La Chambre de commerce, d'industrie et d'agriculture de Dakar (Cciad) est asphyxiée par des structures d'appui au secteur privé comme Apix, Asepex, Adepme, Apda, qui jouent le même rôle qu'elle. C'est ce qu'a dit hier, Amath Benoît Gaye, conseiller du président de ladite structure, lors d'une journée d'informations sur les missions et projets prioritaires de la Cciad.

La place et le rôle que doit jouer la Chambre de commerce, d'industrie et d'agriculture de Dakar (Cciad) sont loin d'être effectifs, eu égard à ses missions et prérogatives.

Une contreperformance comparativement aux chambres de commerce d'Abidjan (Côte d'Ivoire), de Ouagadougou (Burkina Faso), de Yaoudé (Cameroun) ou même de Paris (France)...

Une réalité qui a commencé depuis 2000, admet le vice-président de ladite institution, Ibrahima Lo qui présidait la journée d'informations sur les missions et projets prioritaires de son institution.

Et le conseiller du président de la Cciad Amath Benoit Gaye d'expliquer: «A partir de 2000, nous avons vu la naissance de structures comme l'Agence pour la Promotion des Investissements et Grands travaux (Apix), l'Agence sénégalaise de Promotion des Exportations (Asepex), et l'Agence de Développement et d'Encadrement des petites et moyennes entreprises (Adepme), l'Agence pour la Promotion et le Développement de l'Artisanat (Apda), toutes des structures d'appui au secteur privé qui cannibalisaient la Chambre de commerce, d'industrie et d'agriculture de Dakar».

Or, poursuit-il: «La chambre de commerce elle-même est une structure d'appui au secteur privé». Mais, devant une telle situation «les missions deviennent quasi difficiles pour la Cciad. Voilà, les conditions dans lesquelles se trouve aujourd'hui la Cciad».

Il relève toutefois que «de la création de la Chambre de commerce en 2000, elle a joué pleinement son rôle. Elle fut le navire amiral de l'Afrique occidentale française (Aof)». Et d'en déduire: «Nous sommes arrivés à la conclusion que ces structures ne participent pas au rayonnement de nos activités.
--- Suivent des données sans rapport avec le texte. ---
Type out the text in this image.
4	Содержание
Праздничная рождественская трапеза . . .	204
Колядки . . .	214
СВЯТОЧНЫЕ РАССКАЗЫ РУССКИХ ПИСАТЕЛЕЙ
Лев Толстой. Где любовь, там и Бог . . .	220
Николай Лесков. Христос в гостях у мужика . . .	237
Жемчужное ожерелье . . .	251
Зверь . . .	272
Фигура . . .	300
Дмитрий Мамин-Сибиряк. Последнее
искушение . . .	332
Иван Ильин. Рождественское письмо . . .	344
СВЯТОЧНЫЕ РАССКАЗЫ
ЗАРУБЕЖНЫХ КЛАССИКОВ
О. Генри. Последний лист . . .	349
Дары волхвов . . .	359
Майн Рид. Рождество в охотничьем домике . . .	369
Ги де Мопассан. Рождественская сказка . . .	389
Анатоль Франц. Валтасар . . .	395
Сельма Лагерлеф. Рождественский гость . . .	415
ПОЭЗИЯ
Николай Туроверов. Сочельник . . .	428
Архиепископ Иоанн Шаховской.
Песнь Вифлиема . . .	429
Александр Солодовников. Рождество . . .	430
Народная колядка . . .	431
Et donc, je dois souligner pour la magnifier, la décision du président de la République, Macky Sall, de mettre en œuvre les orientations du Fonds monétaire international (Fmi) ,à savoir la dissolution ou le fusionnement des agences aux fins de rationalisation les dépenses et d'éviter des lourdeurs administratives».
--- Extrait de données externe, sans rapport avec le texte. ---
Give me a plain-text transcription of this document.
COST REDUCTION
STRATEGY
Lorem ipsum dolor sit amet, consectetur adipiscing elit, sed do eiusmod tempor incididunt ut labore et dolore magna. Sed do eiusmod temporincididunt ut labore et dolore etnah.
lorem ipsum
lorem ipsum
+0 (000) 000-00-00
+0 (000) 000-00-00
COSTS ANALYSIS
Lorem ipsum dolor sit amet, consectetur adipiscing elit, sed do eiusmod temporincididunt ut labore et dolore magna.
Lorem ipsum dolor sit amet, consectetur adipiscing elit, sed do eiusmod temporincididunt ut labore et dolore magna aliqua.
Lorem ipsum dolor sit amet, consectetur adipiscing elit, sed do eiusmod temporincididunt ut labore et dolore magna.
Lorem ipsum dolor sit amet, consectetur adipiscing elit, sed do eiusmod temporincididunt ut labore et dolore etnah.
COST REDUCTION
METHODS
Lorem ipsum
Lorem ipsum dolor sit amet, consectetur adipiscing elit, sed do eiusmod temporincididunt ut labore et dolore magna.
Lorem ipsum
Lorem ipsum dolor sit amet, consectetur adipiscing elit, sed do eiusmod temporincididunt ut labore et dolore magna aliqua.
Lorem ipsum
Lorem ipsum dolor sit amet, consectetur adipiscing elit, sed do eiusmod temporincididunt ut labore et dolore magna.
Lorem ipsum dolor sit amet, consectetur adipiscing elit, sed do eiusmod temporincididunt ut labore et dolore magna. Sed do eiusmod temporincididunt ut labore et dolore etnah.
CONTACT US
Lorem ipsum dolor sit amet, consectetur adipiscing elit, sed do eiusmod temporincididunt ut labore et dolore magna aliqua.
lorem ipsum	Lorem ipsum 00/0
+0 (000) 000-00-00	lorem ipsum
C'est dire que «les autorités ont pris conscience de la nécessité de rationnaliser toutes ces structures pour gagner en efficience et en efficacité». Le vice-président a décrié par ailleurs le manque de marge de manœuvre pour rehausser le budget de la Cciad.

A ce propos, dira-t-il: «Comparativement aux pays comme la Côte d'Ivoire, le Burkina Faso, le Cameroun... nous n'avions comme source principale de revenus que le pesage au niveau du port autonome de Dakar (Pad).

Pas même d'autres infrastructures comme par exemple des immeubles à gérer pour trouver des fonds additionnels à même de jouer pleinement notre mission».